IL SECOLO BREVE. Tessere di ‘900

L’arte italiana del 900′ in mostra a Viareggio

In mostra lo spirito inquieto che da sempre caratterizza l'arte italiana, delinenando un inaspettato spaccato nel comunicare il pensiero creativo del tempo
L'arte italiana del 900' in mostra a Viareggio

MILANO – Una nuova e stimolante mostra è aperta al pubblico alla Fondazione Matteucci per l’Arte Moderna, con più di 50 opere appartenenti a collezioni private ed esposte al pubblico per la prima volta. La mostra dal titolo “Il secolo breve”, che richiama il celebre saggio pubblicato nel 1994 da Eric Hobsbawm, sarà aperta fino al 5 Novembre prossimo alla Fondazione Matteucci. Il sottotitolo “Tessere di ‘900” vuole, invece, dar conto di una esposizione che propone una serie di testimonianze di rilievo assoluto del Secolo trascorso, tessere di un mosaico che letto nella sua complessità evidenzia un periodo artistico tra i più fecondi e creativamente tumultuosi dell’arte italiana.

OPERE E ARTISTI – Nel percorso espositivo concepito da Susanna Ragionieri, le nature morte di Thayat, Balla, Severini e De Pisis emergono per il sentimento di classicità di cui sono pervase, mentre le figure di Spadini e Campigli si contrappongono, pur nella comune impronta parigina, per l’evocazione di un passato colto e dal cuore antico. Il paesaggio, infine, si offre nei volti più variegati attraverso le suggestive visioni di Rosai, Lloyd, Guidi e Paresce.
Ecco che, in questo caleidoscopico panorama, ogni artista – ai già citati si aggiungono Morandi, Guttuso, Viani e De Chirico – diviene così una tessera dell’affascinante ed eclettico mosaico che prelude alla modernità.

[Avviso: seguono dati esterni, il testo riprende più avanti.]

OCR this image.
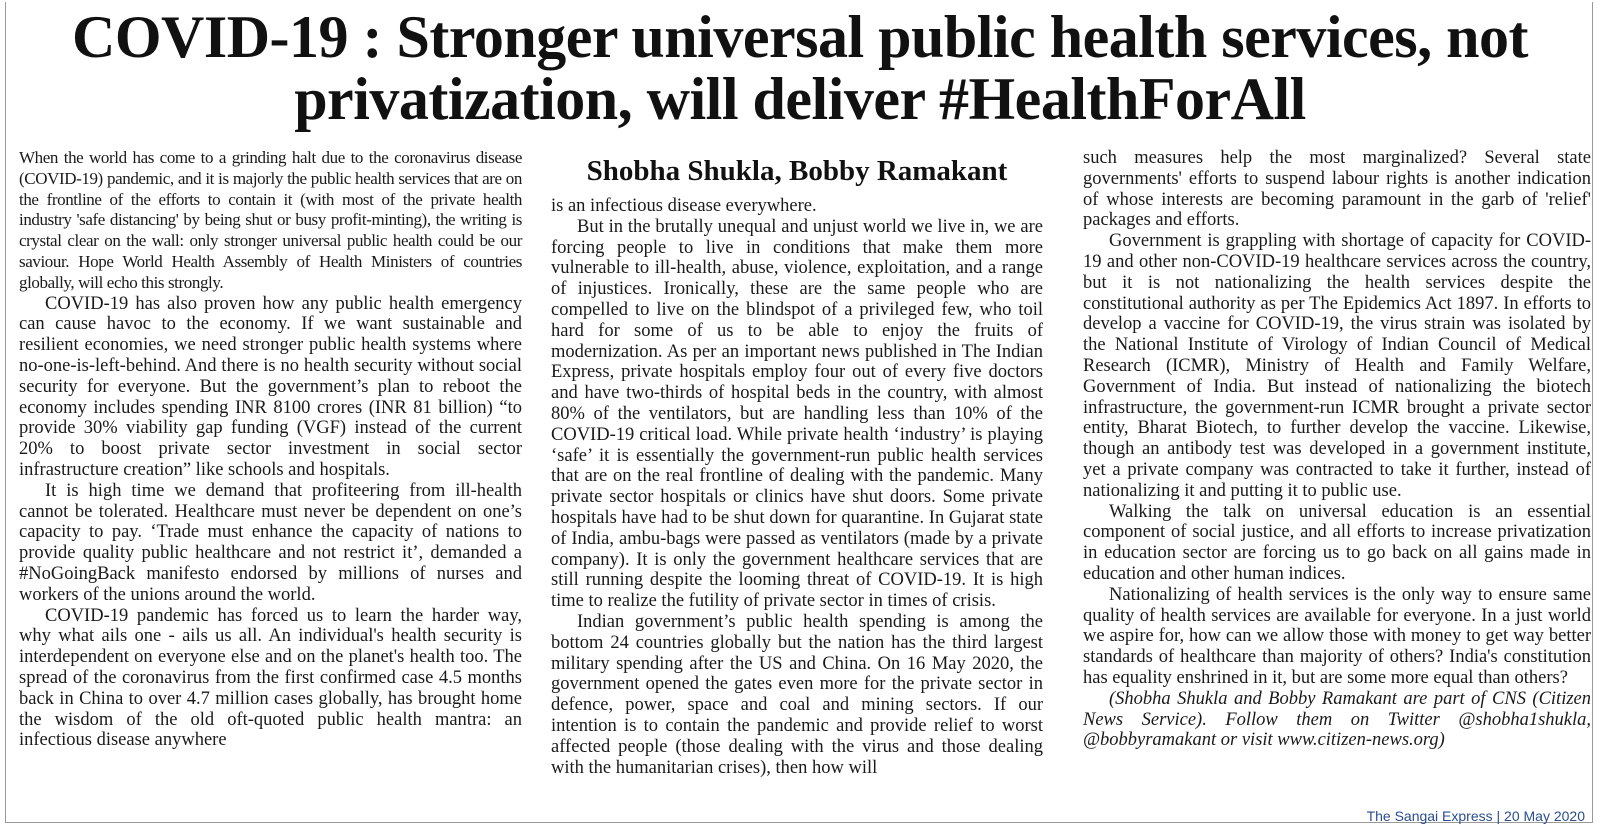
COVID-19 : Stronger universal public health services, not privatization, will deliver #HealthForAll

When the world has come to a grinding halt due to the coronavirus disease (COVID-19) pandemic, and it is majorly the public health services that are on the frontline of the efforts to contain it (with most of the private health industry 'safe distancing' by being shut or busy profit-minting), the writing is crystal clear on the wall: only stronger universal public health could be our saviour. Hope World Health Assembly of Health Ministers of countries globally, will echo this strongly.

COVID-19 has also proven how any public health emergency can cause havoc to the economy. If we want sustainable and resilient economies, we need stronger public health systems where no-one-is-left-behind. And there is no health security without social security for everyone. But the government’s plan to reboot the economy includes spending INR 8100 crores (INR 81 billion) “to provide 30% viability gap funding (VGF) instead of the current 20% to boost private sector investment in social sector infrastructure creation” like schools and hospitals.

It is high time we demand that profiteering from ill-health cannot be tolerated. Healthcare must never be dependent on one’s capacity to pay. ‘Trade must enhance the capacity of nations to provide quality public healthcare and not restrict it’, demanded a #NoGoingBack manifesto endorsed by millions of nurses and workers of the unions around the world.

COVID-19 pandemic has forced us to learn the harder way, why what ails one - ails us all. An individual's health security is interdependent on everyone else and on the planet's health too. The spread of the coronavirus from the first confirmed case 4.5 months back in China to over 4.7 million cases globally, has brought home the wisdom of the old oft-quoted public health mantra: an infectious disease anywhere

Shobha Shukla, Bobby Ramakant

is an infectious disease everywhere.

But in the brutally unequal and unjust world we live in, we are forcing people to live in conditions that make them more vulnerable to ill-health, abuse, violence, exploitation, and a range of injustices. Ironically, these are the same people who are compelled to live on the blindspot of a privileged few, who toil hard for some of us to be able to enjoy the fruits of modernization. As per an important news published in The Indian Express, private hospitals employ four out of every five doctors and have two-thirds of hospital beds in the country, with almost 80% of the ventilators, but are handling less than 10% of the COVID-19 critical load. While private health ‘industry’ is playing ‘safe’ it is essentially the government-run public health services that are on the real frontline of dealing with the pandemic. Many private sector hospitals or clinics have shut doors. Some private hospitals have had to be shut down for quarantine. In Gujarat state of India, ambu-bags were passed as ventilators (made by a private company). It is only the government healthcare services that are still running despite the looming threat of COVID-19. It is high time to realize the futility of private sector in times of crisis.

Indian government’s public health spending is among the bottom 24 countries globally but the nation has the third largest military spending after the US and China. On 16 May 2020, the government opened the gates even more for the private sector in defence, power, space and coal and mining sectors. If our intention is to contain the pandemic and provide relief to worst affected people (those dealing with the virus and those dealing with the humanitarian crises), then how will

such measures help the most marginalized? Several state governments' efforts to suspend labour rights is another indication of whose interests are becoming paramount in the garb of 'relief' packages and efforts.

Government is grappling with shortage of capacity for COVID-19 and other non-COVID-19 healthcare services across the country, but it is not nationalizing the health services despite the constitutional authority as per The Epidemics Act 1897. In efforts to develop a vaccine for COVID-19, the virus strain was isolated by the National Institute of Virology of Indian Council of Medical Research (ICMR), Ministry of Health and Family Welfare, Government of India. But instead of nationalizing the biotech infrastructure, the government-run ICMR brought a private sector entity, Bharat Biotech, to further develop the vaccine. Likewise, though an antibody test was developed in a government institute, yet a private company was contracted to take it further, instead of nationalizing it and putting it to public use.

Walking the talk on universal education is an essential component of social justice, and all efforts to increase privatization in education sector are forcing us to go back on all gains made in education and other human indices.

Nationalizing of health services is the only way to ensure same quality of health services are available for everyone. In a just world we aspire for, how can we allow those with money to get way better standards of healthcare than majority of others? India's constitution has equality enshrined in it, but are some more equal than others?

(Shobha Shukla and Bobby Ramakant are part of CNS (Citizen News Service). Follow them on Twitter @shobha1shukla, @bobbyramakant or visit www.citizen-news.org)

The Sangai Express | 20 May 2020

IL SECOLO BREVE – Eric Hobsbawm, in “Il secolo breve”, condensa il Novecento in tre periodi, indicando il primo, compreso tra il 1914 e il ’45, come quello della “catastrofe” per le ferite sociali e le crisi economiche sofferte dall’Europa durante i due conflitti mondiali. Se, però, si sposta l’analisi all’ambito artistico, la visione non è di un tramonto bensì di un’aurora. Nessun altro momento è stato, infatti, altrettanto fecondo e ricco di fermenti, al punto di rivoluzionare la ricerca con un impulso simile a quello determinato ai nostri giorni dalla rete. A partire dal 1909, dal nascere di quello che qualcuno ha definito “Il secolo delle speranze deluse”, la pittura italiana lasciatasi alle spalle la lezione degli Impressionisti e di Cézanne, si apre ad uno dei momenti più dirompenti e felici, cambiando radicalmente volto. A partire dal ventennio seguente, le tendenze e le avanguardie impostesi sul realismo ottocentesco imprimeranno tracce tanto profonde e marcate da orientare gli sviluppi del dopoguerra. Vi è una trasformazione visiva, nonchè un recupero della forma operato da Novecento, movimento che,ha elaborato una nuova idea figurativa in grado di dialogare con il presente.